Last month, Allegany County Commission President Mike McKay and some McCoole area residents wrote letters to Twigg asking for answers in regard to the financial collapse of the once-solvent fire company.
The county Department of Emergency Services announced in April that the McCoole station, which had only one truck and four firefighters in the end, would cease to operate.
Emergency services director Dick DeVore met with residents last month to help shape details for future fire service in the area. He planned to meet again this month but has postponed the July 22 public meeting to await the outcome of the grand jury’s review.
“I hope this will bring some resolution for this situation. People are looking for answers,” DeVore told the Times-News on Sunday. “I want to wait and see where it goes.”
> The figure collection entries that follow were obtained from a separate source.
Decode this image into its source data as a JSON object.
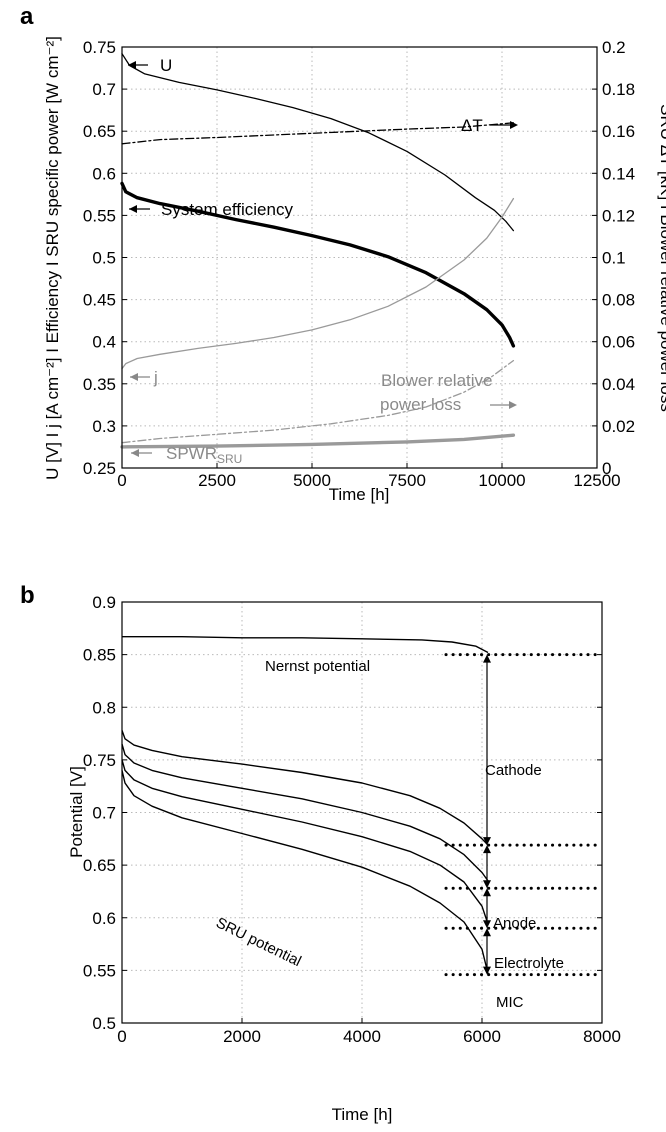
{
  "chart_data": [
    {
      "panel": "a",
      "type": "line",
      "xlabel": "Time [h]",
      "ylabel_left": "U [V] I j [A cm⁻²] I Efficiency I SRU specific power [W cm⁻²]",
      "ylabel_right": "SRU ΔT [kK] I Blower relative power loss",
      "xlim": [
        0,
        12500
      ],
      "ylim_left": [
        0.25,
        0.75
      ],
      "ylim_right": [
        0,
        0.2
      ],
      "xticks": [
        "0",
        "2500",
        "5000",
        "7500",
        "10000",
        "12500"
      ],
      "yticks_left": [
        "0.25",
        "0.3",
        "0.35",
        "0.4",
        "0.45",
        "0.5",
        "0.55",
        "0.6",
        "0.65",
        "0.7",
        "0.75"
      ],
      "yticks_right": [
        "0",
        "0.02",
        "0.04",
        "0.06",
        "0.08",
        "0.1",
        "0.12",
        "0.14",
        "0.16",
        "0.18",
        "0.2"
      ],
      "grid": true,
      "series": [
        {
          "name": "U",
          "axis": "left",
          "color": "#000000",
          "style": "solid-thin",
          "x": [
            0,
            200,
            600,
            1500,
            2500,
            3500,
            4500,
            5500,
            6500,
            7500,
            8500,
            9300,
            9800,
            10100,
            10300
          ],
          "y": [
            0.742,
            0.728,
            0.718,
            0.708,
            0.699,
            0.689,
            0.678,
            0.665,
            0.648,
            0.626,
            0.598,
            0.571,
            0.556,
            0.543,
            0.532
          ]
        },
        {
          "name": "ΔT",
          "axis": "right",
          "color": "#000000",
          "style": "dash-dot",
          "x": [
            0,
            1000,
            2500,
            5000,
            7500,
            9000,
            10300
          ],
          "y": [
            0.154,
            0.156,
            0.157,
            0.159,
            0.161,
            0.162,
            0.164
          ]
        },
        {
          "name": "System efficiency",
          "axis": "left",
          "color": "#000000",
          "style": "solid-thick",
          "x": [
            0,
            100,
            400,
            1000,
            2000,
            3000,
            4000,
            5000,
            6000,
            7000,
            8000,
            9000,
            9600,
            10000,
            10200,
            10300
          ],
          "y": [
            0.588,
            0.578,
            0.571,
            0.564,
            0.555,
            0.545,
            0.536,
            0.526,
            0.515,
            0.501,
            0.482,
            0.457,
            0.438,
            0.42,
            0.405,
            0.395
          ]
        },
        {
          "name": "j",
          "axis": "left",
          "color": "#9a9a9a",
          "style": "solid-thin",
          "x": [
            0,
            100,
            400,
            1000,
            2000,
            3000,
            4000,
            5000,
            6000,
            7000,
            8000,
            9000,
            9600,
            10000,
            10300
          ],
          "y": [
            0.368,
            0.374,
            0.38,
            0.385,
            0.392,
            0.398,
            0.405,
            0.414,
            0.426,
            0.442,
            0.465,
            0.497,
            0.523,
            0.548,
            0.57
          ]
        },
        {
          "name": "Blower relative power loss",
          "axis": "right",
          "color": "#9a9a9a",
          "style": "dash-dot",
          "x": [
            0,
            1000,
            2500,
            4000,
            5500,
            7000,
            8000,
            9000,
            9700,
            10300
          ],
          "y": [
            0.012,
            0.014,
            0.016,
            0.018,
            0.021,
            0.025,
            0.029,
            0.036,
            0.043,
            0.051
          ]
        },
        {
          "name": "SPWR_SRU",
          "axis": "left",
          "color": "#9a9a9a",
          "style": "solid-thick",
          "x": [
            0,
            2500,
            5000,
            7500,
            9000,
            10300
          ],
          "y": [
            0.275,
            0.276,
            0.278,
            0.281,
            0.284,
            0.289
          ]
        }
      ],
      "annotations": {
        "u": "U",
        "dt": "ΔT",
        "eff": "System efficiency",
        "j": "j",
        "blower1": "Blower relative",
        "blower2": "power loss",
        "spwr_main": "SPWR",
        "spwr_sub": "SRU"
      }
    },
    {
      "panel": "b",
      "type": "line",
      "xlabel": "Time [h]",
      "ylabel": "Potential [V]",
      "xlim": [
        0,
        8000
      ],
      "ylim": [
        0.5,
        0.9
      ],
      "xticks": [
        "0",
        "2000",
        "4000",
        "6000",
        "8000"
      ],
      "yticks": [
        "0.5",
        "0.55",
        "0.6",
        "0.65",
        "0.7",
        "0.75",
        "0.8",
        "0.85",
        "0.9"
      ],
      "grid": true,
      "series": [
        {
          "name": "Nernst potential",
          "x": [
            0,
            1000,
            2000,
            3000,
            4000,
            5000,
            5500,
            5900,
            6100
          ],
          "y": [
            0.867,
            0.867,
            0.866,
            0.866,
            0.865,
            0.864,
            0.862,
            0.858,
            0.852
          ]
        },
        {
          "x": [
            0,
            50,
            200,
            500,
            1000,
            2000,
            3000,
            4000,
            4800,
            5300,
            5700,
            6000,
            6100
          ],
          "y": [
            0.778,
            0.77,
            0.764,
            0.759,
            0.753,
            0.746,
            0.738,
            0.728,
            0.716,
            0.704,
            0.69,
            0.675,
            0.669
          ]
        },
        {
          "x": [
            0,
            50,
            200,
            500,
            1000,
            2000,
            3000,
            4000,
            4800,
            5300,
            5700,
            6000,
            6100
          ],
          "y": [
            0.765,
            0.755,
            0.747,
            0.74,
            0.733,
            0.723,
            0.713,
            0.7,
            0.687,
            0.675,
            0.66,
            0.643,
            0.635
          ]
        },
        {
          "x": [
            0,
            50,
            200,
            500,
            1000,
            2000,
            3000,
            4000,
            4800,
            5300,
            5700,
            6000,
            6100
          ],
          "y": [
            0.75,
            0.74,
            0.731,
            0.723,
            0.715,
            0.703,
            0.691,
            0.677,
            0.663,
            0.65,
            0.634,
            0.611,
            0.594
          ]
        },
        {
          "name": "SRU potential",
          "x": [
            0,
            50,
            200,
            500,
            1000,
            2000,
            3000,
            4000,
            4800,
            5300,
            5700,
            6000,
            6100
          ],
          "y": [
            0.74,
            0.728,
            0.716,
            0.706,
            0.695,
            0.68,
            0.665,
            0.648,
            0.63,
            0.614,
            0.596,
            0.57,
            0.547
          ]
        }
      ],
      "dotted_levels": [
        0.85,
        0.669,
        0.628,
        0.59,
        0.546
      ],
      "annotations": {
        "nernst": "Nernst potential",
        "cathode": "Cathode",
        "anode": "Anode",
        "electrolyte": "Electrolyte",
        "mic": "MIC",
        "sru": "SRU potential"
      }
    }
  ]
}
About 60 people attended the June meeting wanting to know how their fire station ended up nearly $1 million in debt and in foreclosure.
DeVore asked that the meeting focus on the future. Officials talked about the creation of a McCoole substation to be administered by the Rawlings Volunteer Fire Department.
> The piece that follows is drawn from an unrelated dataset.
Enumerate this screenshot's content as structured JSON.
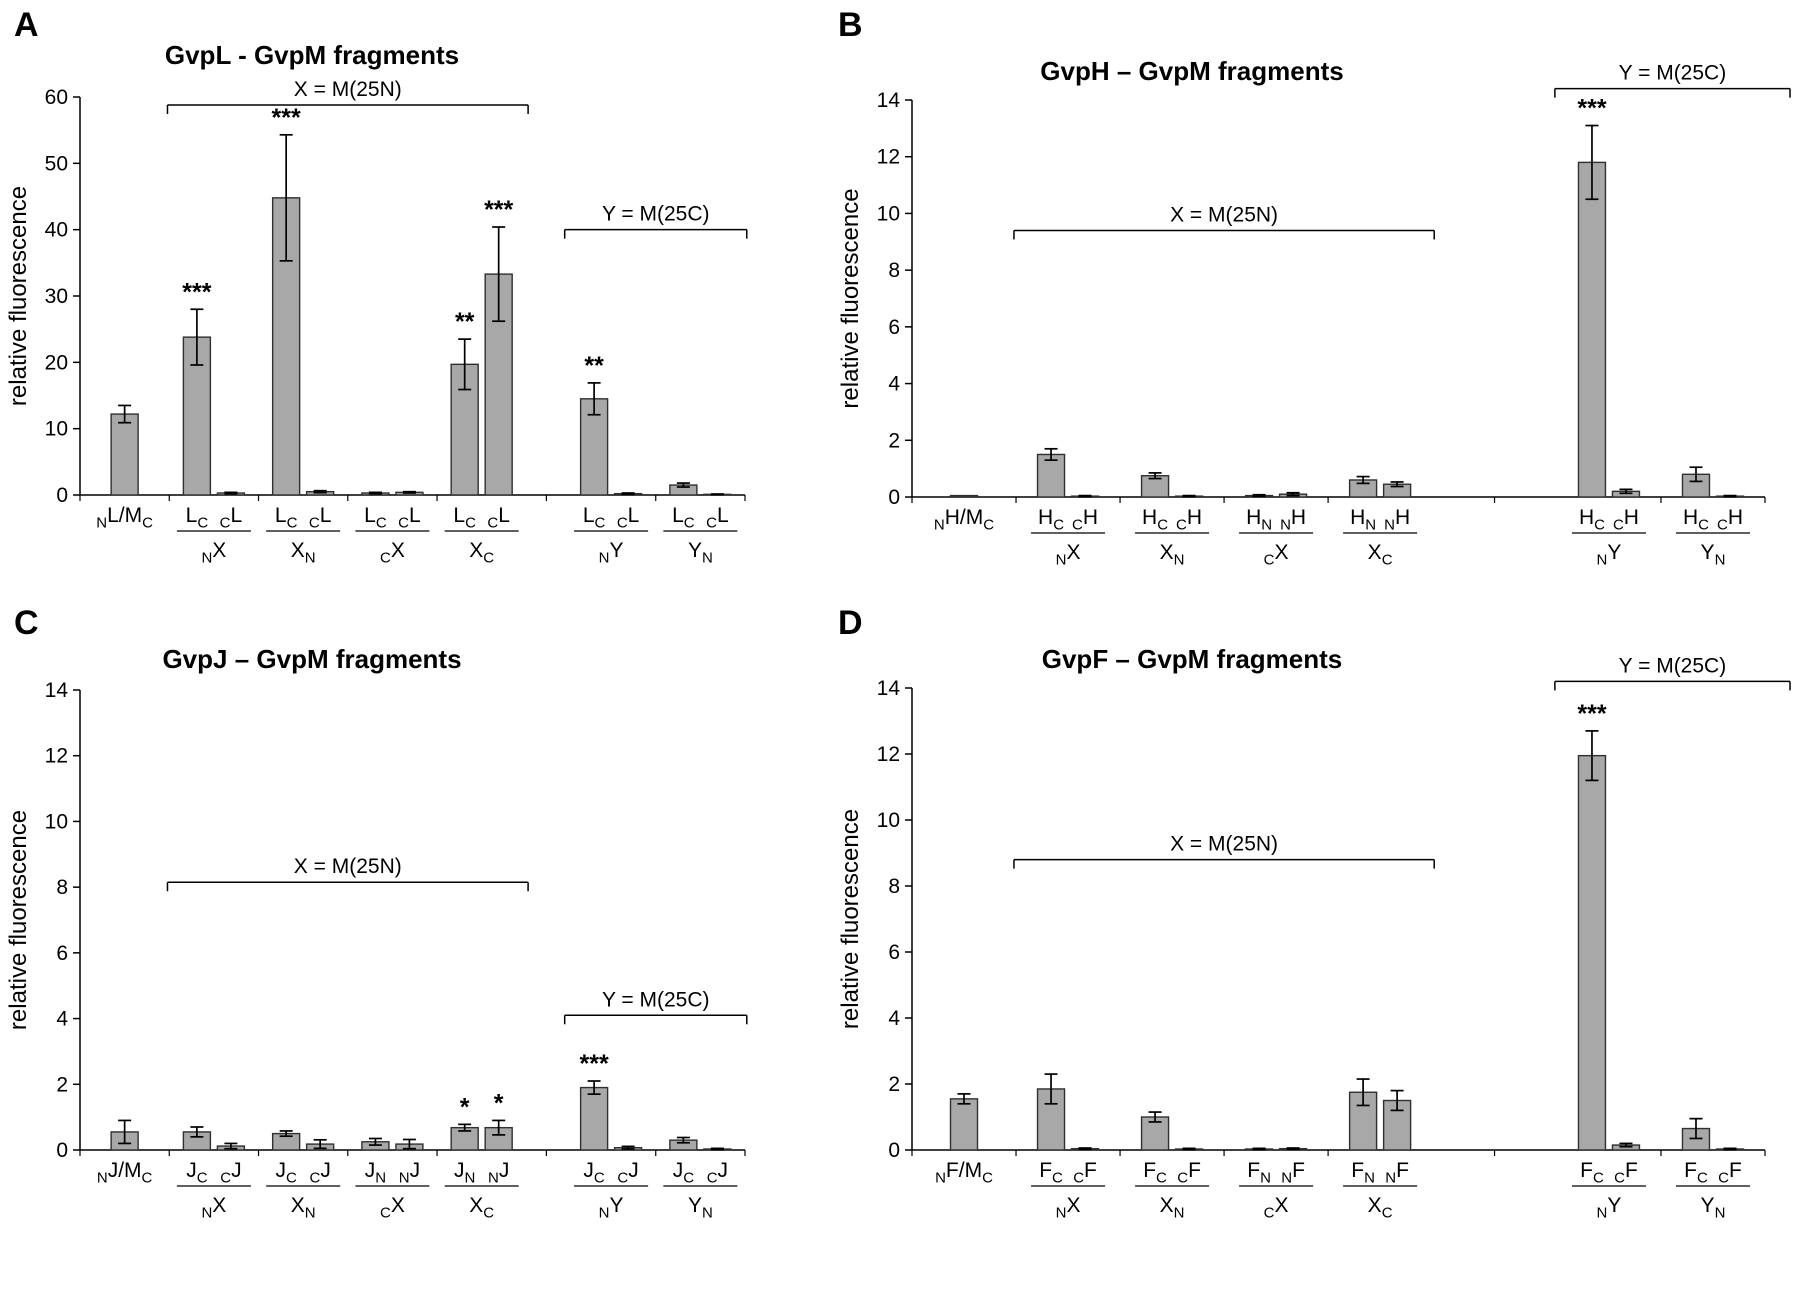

McCoole could have its fire district covered by Rawlings and Potomac Volunteer Fire Company of Westernport with Keyser also responding as a mutual-aid company.
DeVore, along with Wes Foor, fire chief of Rawlings, also spoke of the advantages of establishing a fire tax because an annual audit by a certified public accountant would be required.
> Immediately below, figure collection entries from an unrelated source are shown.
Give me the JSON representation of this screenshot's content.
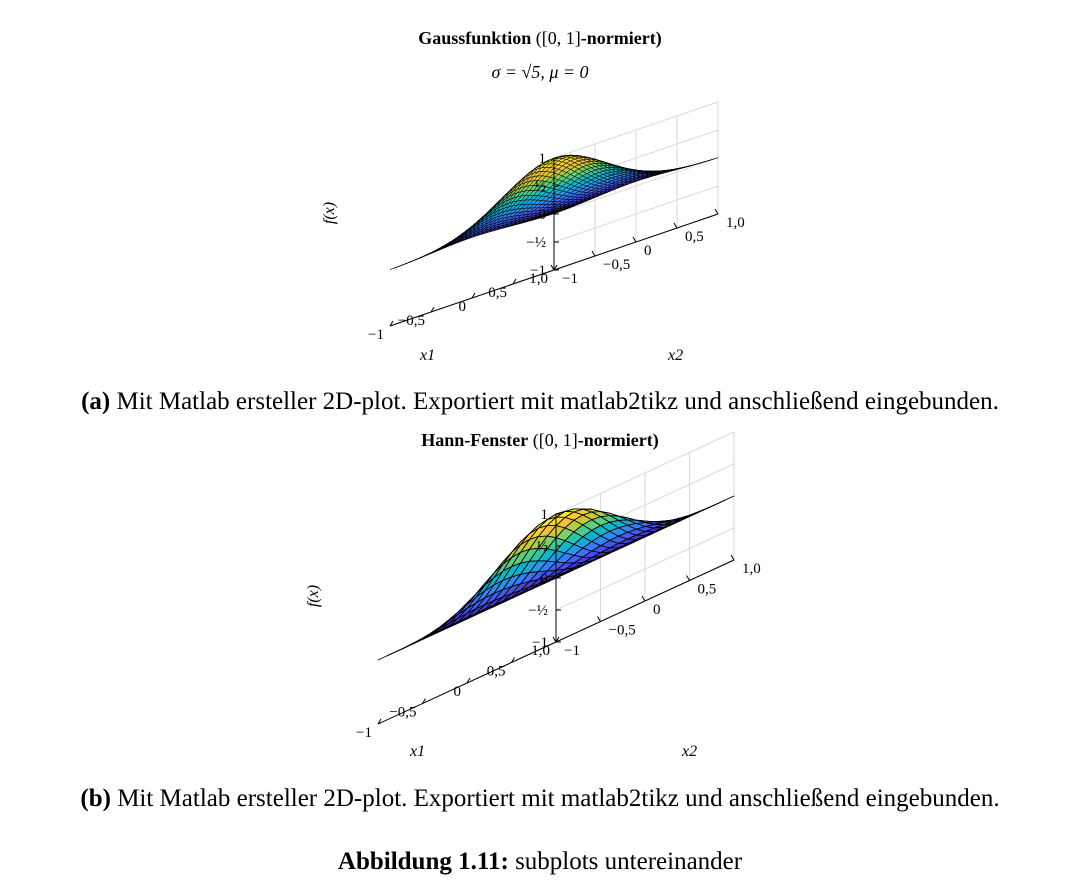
{
  "chart_data": [
    {
      "type": "surface",
      "title_bold": "Gaussfunktion",
      "title_math": "([0, 1]",
      "title_suffix": "-normiert)",
      "subtitle": "σ = √5, μ = 0",
      "function": "gaussian",
      "params": {
        "sigma": 2.2360679775,
        "mu": 0
      },
      "grid_n": 40,
      "xlabel": "x1",
      "ylabel": "x2",
      "zlabel": "f(x)",
      "xlim": [
        -1,
        1
      ],
      "ylim": [
        -1,
        1
      ],
      "zlim": [
        -1,
        1
      ],
      "x_ticks": [
        "−1",
        "−0,5",
        "0",
        "0,5",
        "1,0"
      ],
      "y_ticks": [
        "−1",
        "−0,5",
        "0",
        "0,5",
        "1,0"
      ],
      "z_ticks": [
        "1",
        "½",
        "0",
        "−½",
        "−1"
      ],
      "z_tick_values": [
        1,
        0.5,
        0,
        -0.5,
        -1
      ],
      "colormap": "parula",
      "grid": true,
      "caption_label": "(a)",
      "caption_text": "Mit Matlab ersteller 2D-plot. Exportiert mit matlab2tikz und anschließend eingebunden."
    },
    {
      "type": "surface",
      "title_bold": "Hann-Fenster",
      "title_math": "([0, 1]",
      "title_suffix": "-normiert)",
      "subtitle": "",
      "function": "hann",
      "grid_n": 20,
      "xlabel": "x1",
      "ylabel": "x2",
      "zlabel": "f(x)",
      "xlim": [
        -1,
        1
      ],
      "ylim": [
        -1,
        1
      ],
      "zlim": [
        -1,
        1
      ],
      "x_ticks": [
        "−1",
        "−0,5",
        "0",
        "0,5",
        "1,0"
      ],
      "y_ticks": [
        "−1",
        "−0,5",
        "0",
        "0,5",
        "1,0"
      ],
      "z_ticks": [
        "1",
        "½",
        "0",
        "−½",
        "−1"
      ],
      "z_tick_values": [
        1,
        0.5,
        0,
        -0.5,
        -1
      ],
      "colormap": "parula",
      "grid": true,
      "caption_label": "(b)",
      "caption_text": "Mit Matlab ersteller 2D-plot. Exportiert mit matlab2tikz und anschließend eingebunden."
    }
  ],
  "figure_caption": {
    "label": "Abbildung 1.11:",
    "text": "subplots untereinander"
  }
}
Residents voiced concerns about mismanagement of the fire department’s assets under the administration of former Fire Chief Charles Pearce Jr.
Allegations of possible wrongdoing to be examined include the payment of $3,800 in rent by the fire company to the Hamburger Haven for which Pearce is a resident agent, the use of bingo proceeds and other fire department funds, and the purchase and selling of fire equipment.
Twigg said last month that witnesses will be called to see if there is concrete evidence that could result in an indictment by the grand jury.
“The jury may also ask for more evidence,” Twigg said at that time.
Twigg said he has met with some members of the community on multiple occasions in regard to the case.